Dementia Drugs Seen Lowering Risk for Macular Degeneration

Key Takeaways

  • Use of acetylcholinesterase inhibitors (AChEIs) for dementia, such as donepezil (Aricept), may reduce the risk that patients will develop age-related macular degeneration (AMD).
  • Randomized clinical trials would be needed to determine if there is a cause-and-effect relationship, and further research is required to validate these findings across diverse populations.

There has been conflicting research into whether Alzheimer’s disease and AMD are connected.
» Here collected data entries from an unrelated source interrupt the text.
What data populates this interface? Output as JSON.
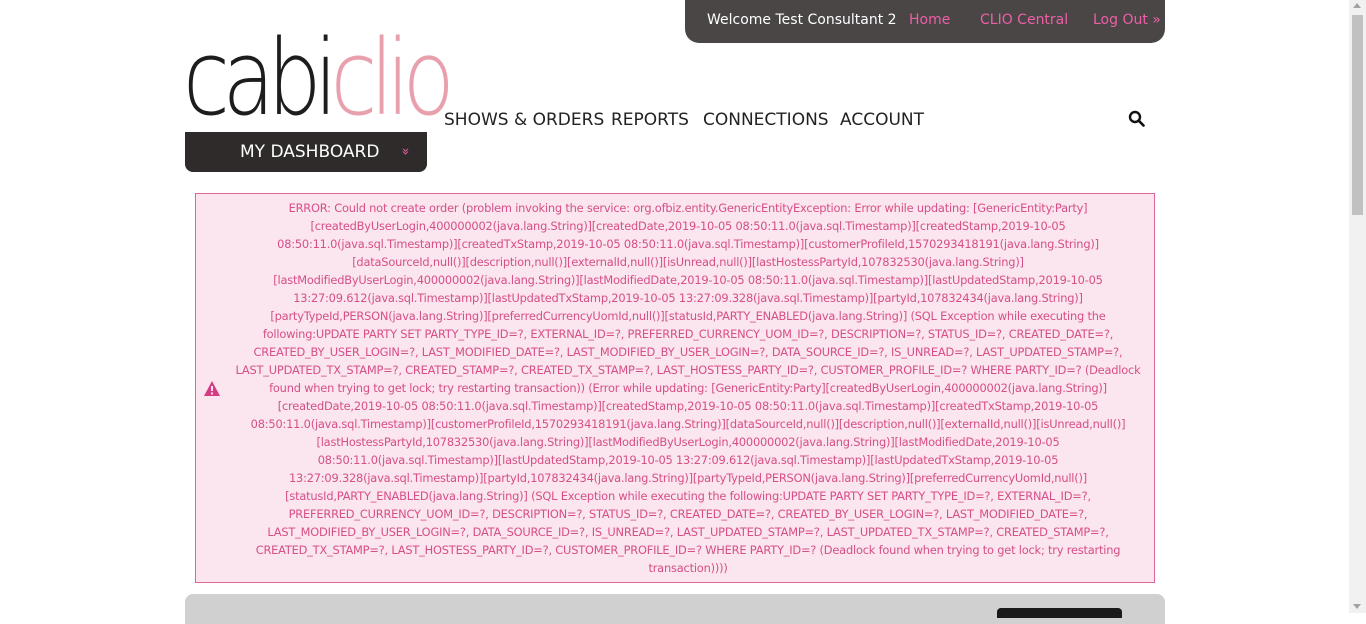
{
  "header": {
    "welcome": "Welcome Test Consultant 2",
    "home": "Home",
    "clio_central": "CLIO Central",
    "logout": "Log Out »"
  },
  "logo": {
    "part1": "cabi",
    "part2": "clio"
  },
  "dashboard": {
    "label": "MY DASHBOARD",
    "chevron": "»"
  },
  "nav": {
    "shows_orders": "SHOWS & ORDERS",
    "reports": "REPORTS",
    "connections": "CONNECTIONS",
    "account": "ACCOUNT"
  },
  "icons": {
    "search": "search-icon",
    "warning": "warning-icon"
  },
  "colors": {
    "accent": "#ee5fa7",
    "error_text": "#d64f86",
    "error_bg": "#fbe5ef",
    "topbar": "#4a4646"
  },
  "error": {
    "message": "ERROR: Could not create order (problem invoking the service: org.ofbiz.entity.GenericEntityException: Error while updating: [GenericEntity:Party][createdByUserLogin,400000002(java.lang.String)][createdDate,2019-10-05 08:50:11.0(java.sql.Timestamp)][createdStamp,2019-10-05 08:50:11.0(java.sql.Timestamp)][createdTxStamp,2019-10-05 08:50:11.0(java.sql.Timestamp)][customerProfileId,1570293418191(java.lang.String)][dataSourceId,null()][description,null()][externalId,null()][isUnread,null()][lastHostessPartyId,107832530(java.lang.String)][lastModifiedByUserLogin,400000002(java.lang.String)][lastModifiedDate,2019-10-05 08:50:11.0(java.sql.Timestamp)][lastUpdatedStamp,2019-10-05 13:27:09.612(java.sql.Timestamp)][lastUpdatedTxStamp,2019-10-05 13:27:09.328(java.sql.Timestamp)][partyId,107832434(java.lang.String)][partyTypeId,PERSON(java.lang.String)][preferredCurrencyUomId,null()][statusId,PARTY_ENABLED(java.lang.String)] (SQL Exception while executing the following:UPDATE PARTY SET PARTY_TYPE_ID=?, EXTERNAL_ID=?, PREFERRED_CURRENCY_UOM_ID=?, DESCRIPTION=?, STATUS_ID=?, CREATED_DATE=?, CREATED_BY_USER_LOGIN=?, LAST_MODIFIED_DATE=?, LAST_MODIFIED_BY_USER_LOGIN=?, DATA_SOURCE_ID=?, IS_UNREAD=?, LAST_UPDATED_STAMP=?, LAST_UPDATED_TX_STAMP=?, CREATED_STAMP=?, CREATED_TX_STAMP=?, LAST_HOSTESS_PARTY_ID=?, CUSTOMER_PROFILE_ID=? WHERE PARTY_ID=? (Deadlock found when trying to get lock; try restarting transaction)) (Error while updating: [GenericEntity:Party][createdByUserLogin,400000002(java.lang.String)][createdDate,2019-10-05 08:50:11.0(java.sql.Timestamp)][createdStamp,2019-10-05 08:50:11.0(java.sql.Timestamp)][createdTxStamp,2019-10-05 08:50:11.0(java.sql.Timestamp)][customerProfileId,1570293418191(java.lang.String)][dataSourceId,null()][description,null()][externalId,null()][isUnread,null()][lastHostessPartyId,107832530(java.lang.String)][lastModifiedByUserLogin,400000002(java.lang.String)][lastModifiedDate,2019-10-05 08:50:11.0(java.sql.Timestamp)][lastUpdatedStamp,2019-10-05 13:27:09.612(java.sql.Timestamp)][lastUpdatedTxStamp,2019-10-05 13:27:09.328(java.sql.Timestamp)][partyId,107832434(java.lang.String)][partyTypeId,PERSON(java.lang.String)][preferredCurrencyUomId,null()][statusId,PARTY_ENABLED(java.lang.String)] (SQL Exception while executing the following:UPDATE PARTY SET PARTY_TYPE_ID=?, EXTERNAL_ID=?, PREFERRED_CURRENCY_UOM_ID=?, DESCRIPTION=?, STATUS_ID=?, CREATED_DATE=?, CREATED_BY_USER_LOGIN=?, LAST_MODIFIED_DATE=?, LAST_MODIFIED_BY_USER_LOGIN=?, DATA_SOURCE_ID=?, IS_UNREAD=?, LAST_UPDATED_STAMP=?, LAST_UPDATED_TX_STAMP=?, CREATED_STAMP=?, CREATED_TX_STAMP=?, LAST_HOSTESS_PARTY_ID=?, CUSTOMER_PROFILE_ID=? WHERE PARTY_ID=? (Deadlock found when trying to get lock; try restarting transaction))))"
  }
}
Given that the two diseases may have similar causes related to buildup of beta-amyloid proteins, Joseph Magagnoli, MS, of the University of South Carolina in Columbia, and colleagues launched an analysis into whether acetylcholinesterase inhibitors (AChEIs), drugs such as donepezil (Aricept) that are used to slow cognitive loss, could be effective in reducing the incidence of AMD. 

For the new study, the researchers tracked 12,487 VA patients with Alzheimer’s diagnoses who were given AChEIs — donepezil, rivastigmine (Exelon), and galantamine (Razadyne) — and 4,898 receiving a different type of dementia drug, the N-methyl-D-aspartate antagonist memantine (Namenda), either concurrently or separately. These patients were compared with a control group of 8,486 patients who took neither drug but were otherwise similar.

The researchers discovered that each year of AChEI treatment was linked with a 6% lower risk of developing AMD. However, study limitations included its retrospective nature, the possibility of unmeasured confounders (variables that are associated with both factors being measured in an experiment that can falsely demonstrate an apparent association when no real association exists), and its focus on the VA population, which is not representative of the general older public. The study also didn’t account for genetic risk factors, the researchers noted. “Randomized clinical trials would be needed to determine if there is a cause-and-effect relationship, and further research is required to validate these findings across diverse populations,” the researchers said. The results were published in JAMA Ophthalmology.